Am I better of purchasing SSD external?

Discussion in 'Mac Accessories' started by yalag, Dec 16, 2012.

  1. macrumors 65816

    Nov 18, 2007
    Recently I've been really frustrated with my iPhoto/iTunes performance where all those libraries are stored locally in my iMac (5400rpm harddrive). The size of those two libraries combined is roughly 300Gb.

    I'm trying to decide if it will be worthwhile purchasing a big SSD external drive. Will I see much gain? Will the external connection speed limit the speed of my SSD drive anyway? (Because I can't upgrade my iMac's drive internally). Thoughts?
  2. macrumors 68020

    May 27, 2008
    try a disk speed test on your internal.

    for externals you will be limited by the speed of the connection.
    speeds below are approximate.

    USB 2 = 30 MB/s
    FW 400 = 40 MB/s
    FW 800 = 80 MB/s
    USB 3 = 110 MB/s
    thunderbolt = 150 - 200 Mb/s

    most hard drives will get you in the 70-100 MB/s range
    SSDs will get you 150-250 MB/s
  3. macrumors 6502a

    Jul 1, 2010
    FWIW, I have a Thunderbolt external SSD on my 2011 iMac that I use for the OS and Apps. It is an OCZ Vertex 4 128GB...I consistently see read speeds of 360+ and write speeds around 350.
  4. macrumors newbie

    Aug 21, 2010
    I'm using a Lacie 1TB Thunderbolt SSD for boot and apps. Very pricey, but defintely noticeable performance boost. My 2011 iMac boots in abt 15 secs, write speed of 360mb/s, read of 600+mb/s :D
  5. macrumors 68000


    Feb 16, 2009

    Isn't that a very low estimate as most are in the 300-500 range?
  6. macrumors 68000


    Nov 15, 2012
    Yeah- about half the speed.
  7. macrumors 68020

    May 27, 2008
    i got the speed wrong for SSDs, not sure what i was thinking, i know better.

    but the basics of my post still stand,
    for an external, unless you go thunderbolt, you will never see the speed of an SSD
  8. thread starter macrumors 65816

    Nov 18, 2007
    Thunderbolt SSD are in the range of 300+ but I guess my question is, what speed is typical for a 2011 iMac internal drive?
  9. macrumors 68020

    May 27, 2008
    You can ...
  10. macrumors 65816

    Nov 29, 2010
    I bought two Crucial M4 SSD's to run in RAID 0 with my new Macbook Pro. The SSD's arrived before the MBP did, so for grins I stuck it in a USB 3.0 enclosure and hooked it up to my PC. I got about 192MB/s in that enclosure. That's plenty fast, IMO. It's not, however, the maximum speed in the SSD.

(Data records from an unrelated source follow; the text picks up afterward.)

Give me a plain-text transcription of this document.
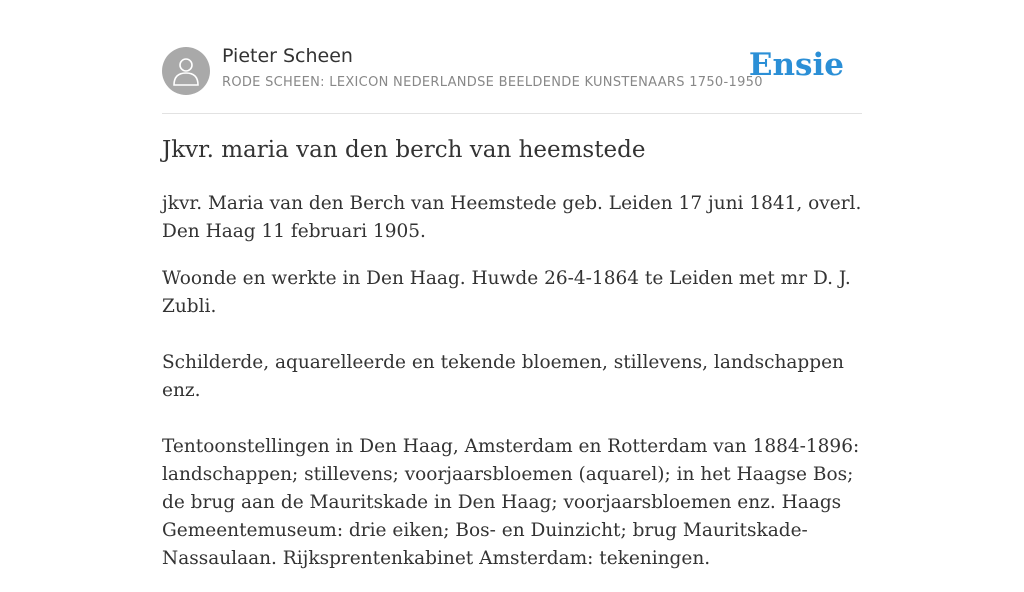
Pieter Scheen
RODE SCHEEN: LEXICON NEDERLANDSE BEELDENDE KUNSTENAARS 1750-1950
Ensie
Jkvr. maria van den berch van heemstede

jkvr. Maria van den Berch van Heemstede geb. Leiden 17 juni 1841, overl. Den Haag 11 februari 1905.

Woonde en werkte in Den Haag. Huwde 26-4-1864 te Leiden met mr D. J. Zubli.

Schilderde, aquarelleerde en tekende bloemen, stillevens, landschappen enz.

Tentoonstellingen in Den Haag, Amsterdam en Rotterdam van 1884-1896: landschappen; stillevens; voorjaarsbloemen (aquarel); in het Haagse Bos; de brug aan de Mauritskade in Den Haag; voorjaarsbloemen enz. Haags Gemeentemuseum: drie eiken; Bos- en Duinzicht; brug Mauritskade-Nassaulaan. Rijksprentenkabinet Amsterdam: tekeningen.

    In contrast, in the MBP under RAID 0 (which nearly doubles the speed, but reduce reliability) I am seeing speeds around 920MB/s. That's actually faster than SATA III can handle (which is 6gbps, or a little more than 750MB/s. Remember big B, byte, is different than little b, bit). RAID 0 usually nearly doubles the speed of a drive so it's safe to say these drives would operate at around 400+ MB/s on their own in a SATA III setup. So, inside a USB 3.0 enclosure, I'm running at virtually half the speed.

    BUT, I'm STILL running faster inside an enclosure, than a platter based drive.

    An SSD is quite a performance jump, but something else you could consider is an external RAID 0 enclosure. With a pair of 500GB or 1TB drives, you'll get very fast performance and it will combine the drives capacities (two 500GB drives = 1TB). This will be cheaper than an SSD of a fraction of the size. The caveat though, is that there is greatly reduced reliability. If one of those drives fail, you lose everything. With my MBP, I backup with time machine every day and only store important things on external drives (or in the cloud) until I can get them home and into my desktops RAID 1 system. If you have iTunes match and your entire library is in the cloud, or you have a safe backup of your library on another system, I'd say go for it. If it'll be storing the only copy of files that are important to you, RAID 0 is not the way to go.

    If you shop around, you can get a RAID 0 enclosure for about $80 (USB 3.0), and a pair of drives for another $150 for the set. All in all that's a lot more storage for the price of an SSD in the 256GB range (without the enclosure). If your library isn't very big, then the cheaper option is a small (64GBish) SSD in an enclosure. Just decide how much storage you need.

    Also, you may notice an increase in speed just going with an external drive anyway. I don't recall if you are using a macbook, but if you are, most if not all are equipped with 5400 RPM drives. These run cool and use less power, but they are slow. A 7200RPM desktop hard drive of a higher capacity (and thus more dense, usually meaning faster) will be much faster than your internal 5400rpm laptop drive.